It seems like it’s in the water with co-workers and friends (as evidenced by the three pregnant ladies to the left from Sylvestre Franc). I’ve had a lot of questions about what is and isn’t safe to do when you’re pregnant in regards to skin care products, laser, and injectables. It is understandable that women want to look their best during this time and hormonal changes during pregnancy can sometimes result in acne, unwanted hair growth, melasma and other skin problems. So what is safe to use and what isn’t?

Not surprisingly (to me anyways), there really is not a lot of information on product safety during pregnancy.

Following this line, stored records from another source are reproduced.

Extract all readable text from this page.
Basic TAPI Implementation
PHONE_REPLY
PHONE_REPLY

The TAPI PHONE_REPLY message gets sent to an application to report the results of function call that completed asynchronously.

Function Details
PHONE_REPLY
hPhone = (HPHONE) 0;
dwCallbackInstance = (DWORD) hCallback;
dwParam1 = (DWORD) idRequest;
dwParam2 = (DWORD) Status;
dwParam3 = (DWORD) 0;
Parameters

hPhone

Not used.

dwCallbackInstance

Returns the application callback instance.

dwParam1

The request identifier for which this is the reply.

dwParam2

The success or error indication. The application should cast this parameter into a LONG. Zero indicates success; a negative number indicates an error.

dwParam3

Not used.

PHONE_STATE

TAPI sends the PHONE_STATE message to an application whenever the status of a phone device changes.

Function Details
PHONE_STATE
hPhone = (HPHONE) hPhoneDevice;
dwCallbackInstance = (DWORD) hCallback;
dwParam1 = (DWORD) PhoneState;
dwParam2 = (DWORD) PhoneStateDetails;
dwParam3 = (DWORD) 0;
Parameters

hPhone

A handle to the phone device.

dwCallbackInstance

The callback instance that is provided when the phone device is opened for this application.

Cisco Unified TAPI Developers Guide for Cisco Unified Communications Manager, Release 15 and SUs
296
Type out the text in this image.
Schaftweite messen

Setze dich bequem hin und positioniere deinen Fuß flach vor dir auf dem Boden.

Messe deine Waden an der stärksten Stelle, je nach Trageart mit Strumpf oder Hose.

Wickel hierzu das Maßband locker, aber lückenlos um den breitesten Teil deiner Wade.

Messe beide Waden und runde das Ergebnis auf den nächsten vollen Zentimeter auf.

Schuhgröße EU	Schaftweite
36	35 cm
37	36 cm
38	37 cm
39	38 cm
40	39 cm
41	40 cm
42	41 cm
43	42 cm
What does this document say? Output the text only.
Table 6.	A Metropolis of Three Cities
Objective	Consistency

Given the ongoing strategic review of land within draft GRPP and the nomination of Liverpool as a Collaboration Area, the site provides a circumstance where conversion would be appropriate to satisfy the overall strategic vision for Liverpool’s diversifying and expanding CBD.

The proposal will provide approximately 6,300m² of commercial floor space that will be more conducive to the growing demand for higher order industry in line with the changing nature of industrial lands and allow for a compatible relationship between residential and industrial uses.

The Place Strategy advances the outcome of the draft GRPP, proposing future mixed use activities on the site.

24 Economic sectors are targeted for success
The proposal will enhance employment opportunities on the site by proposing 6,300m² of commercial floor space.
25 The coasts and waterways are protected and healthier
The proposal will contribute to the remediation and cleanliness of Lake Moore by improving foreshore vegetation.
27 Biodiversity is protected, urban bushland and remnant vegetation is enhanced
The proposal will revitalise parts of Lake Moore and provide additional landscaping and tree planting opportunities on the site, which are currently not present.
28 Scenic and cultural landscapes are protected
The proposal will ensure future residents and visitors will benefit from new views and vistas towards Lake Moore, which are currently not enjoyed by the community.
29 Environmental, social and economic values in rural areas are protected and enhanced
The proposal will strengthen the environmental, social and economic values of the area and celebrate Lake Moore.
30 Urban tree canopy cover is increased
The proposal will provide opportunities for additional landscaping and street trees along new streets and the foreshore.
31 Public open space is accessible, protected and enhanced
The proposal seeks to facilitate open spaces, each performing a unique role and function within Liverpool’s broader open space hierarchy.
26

The FDA rates products on their risks during pregnancy as follows:

Rating Definition

A

Controlled Studies Show No Risk.  Studies in pregnant women show the medication causes no increased risk to the fetus during pregnancy.

B

No Evidence of Risk In Humans.  Studies in pregnant women have not shown increased risk of fetal abnormalities despite adverse findings in animals or in the absence of adequate human studies, animal studies show no increased fetal risk.

C

Risk Cannot Be Ruled Out.  Studies are unavailable and animal studies have shown a risk to the fetus or are also lacking. There is a chance of fetal harm if taken during pregnancy but the potential benefits may outweigh the potential harm.

D

Positive Evidence Of Risk. Studies in pregnant women have demonstrated a risk to the fetus. However, the benefits of therapy may outweigh the potential risk such as in life-threatening situations.

X

Contraindicated In Pregnancy. Studies in animals or pregnant women have demonstrated positive evidence of fetal abnormalities. The use of the product is contraindicated in women who are or may become pregnant.

Skin Care Products

Most skin care products fall into the Class C category; however, some products are recommended by doctors not to be used during pregnancy (although there is not enough evidence for or against them).


Not Recommended:

  • Retinoids
    • In A Practical Guide to Dermatological Drug Use in Pregnancy (Zip, MD, FRCPC) category B topical such as erythromycin, clindamycin, and benzoyl peroxide were recommended over topical tretinoin. This study states reports of congenital malformations in infants whose mothers used tretinoin during the first trimester.
    • This ingredient is found in anti-aging products such as moisturizers, and acne products.
    • Chemically a form of vitamin A, which in high doses can cause birth defects.
    • Oral retinoids, such as isotretinoin (Accutane, an acne treatment), are known to cause birth defects.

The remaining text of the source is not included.